The company is believed to have chosen Hong Kong to go public after the former colony lifted its ban on the ‘dual class share structure,' giving founders and executives control even if they do not own the majority of the company’s shares. That increase would bring Xiaomi's value to about USD100 billion which would continue to fuel its recent aggressive expansion abroad. 

When it started in 2010, Xiaomi sold only online with very little advertising. At one point, it was plastered with the nickname of 'China’s Apple' for the alleged appropriation of some of Cupertino’s designs, but it has since worked hard to establish itself as a serious tech company. 

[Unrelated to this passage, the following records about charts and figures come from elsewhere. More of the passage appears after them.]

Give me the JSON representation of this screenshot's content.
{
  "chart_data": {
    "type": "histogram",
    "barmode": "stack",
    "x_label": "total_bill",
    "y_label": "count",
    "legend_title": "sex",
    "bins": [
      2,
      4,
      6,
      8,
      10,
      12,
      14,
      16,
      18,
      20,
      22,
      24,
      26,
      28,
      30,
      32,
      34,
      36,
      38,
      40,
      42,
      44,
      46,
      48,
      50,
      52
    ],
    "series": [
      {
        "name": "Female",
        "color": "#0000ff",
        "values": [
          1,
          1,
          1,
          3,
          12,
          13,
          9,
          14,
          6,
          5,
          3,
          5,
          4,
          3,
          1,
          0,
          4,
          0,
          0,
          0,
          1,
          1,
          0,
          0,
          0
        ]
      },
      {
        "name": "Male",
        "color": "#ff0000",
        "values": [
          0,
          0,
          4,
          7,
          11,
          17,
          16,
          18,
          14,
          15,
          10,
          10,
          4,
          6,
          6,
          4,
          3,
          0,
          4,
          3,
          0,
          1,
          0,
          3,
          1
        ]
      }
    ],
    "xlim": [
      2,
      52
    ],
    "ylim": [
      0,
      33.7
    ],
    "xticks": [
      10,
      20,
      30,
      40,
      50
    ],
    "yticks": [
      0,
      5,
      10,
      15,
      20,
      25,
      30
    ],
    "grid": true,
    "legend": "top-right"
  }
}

READ MORE: Watch Google and Xiaomi's Hugo Barra explain Chinese tech in under 30 minutes

As its success grew rapidly, Xiaomi's market was still largely focused on serving Asia, primarily its Chinese users, until recently, when it started a process of expansion that brought its phones to 74 countries and made it the top seller in India at the end of last year, according to Counterpoint

It now sits prestigiously in fourth place after Samsung, Apple and Huawei in the global smartphone market and has diversified its production to include everything from loudspeakers to air purifiers and even house appliances. (Yes, you can buy a Xiaomi rice cooker for your kitchen and – for the true fanatics – toothbrushes.) 

With its debut in Spain early this year, Xiaomi announced they are aiming to move into other parts of Europe such as France and Italy by the end of the month, as well as the UK, as reported by The Guardian. As for the US, Xiaomi phones are not available quite yet but a few smart home devices are already set to be released in collaboration with Google very soon, according to TechCrunch.

Xiaomi's popular smartphone model Mi Mix 2

While this is a cause for celebration to some, others came to crash the party – following the impressive news, Coolpad, a smartphone production company based in Shenzhen, launched a lawsuit against the tech giant. How's that for bad timing? 

Xiaomi is accused of patent infringement of Coolpad's multi-SIM card design. As reported by India Today, Coolpad requested a halt in the production and sales of a few of Xiaomi's smartphone models such as the flagship Mi Mix 2.

Coolpad, having had trouble financially over the past year, additionally demands that its rival take responsibility by compensating for the losses that are claimed to be a direct result of the violation.

Since the complaints, Xiaomi has responded calmly, stating that its patent authorities are working to disprove the claims.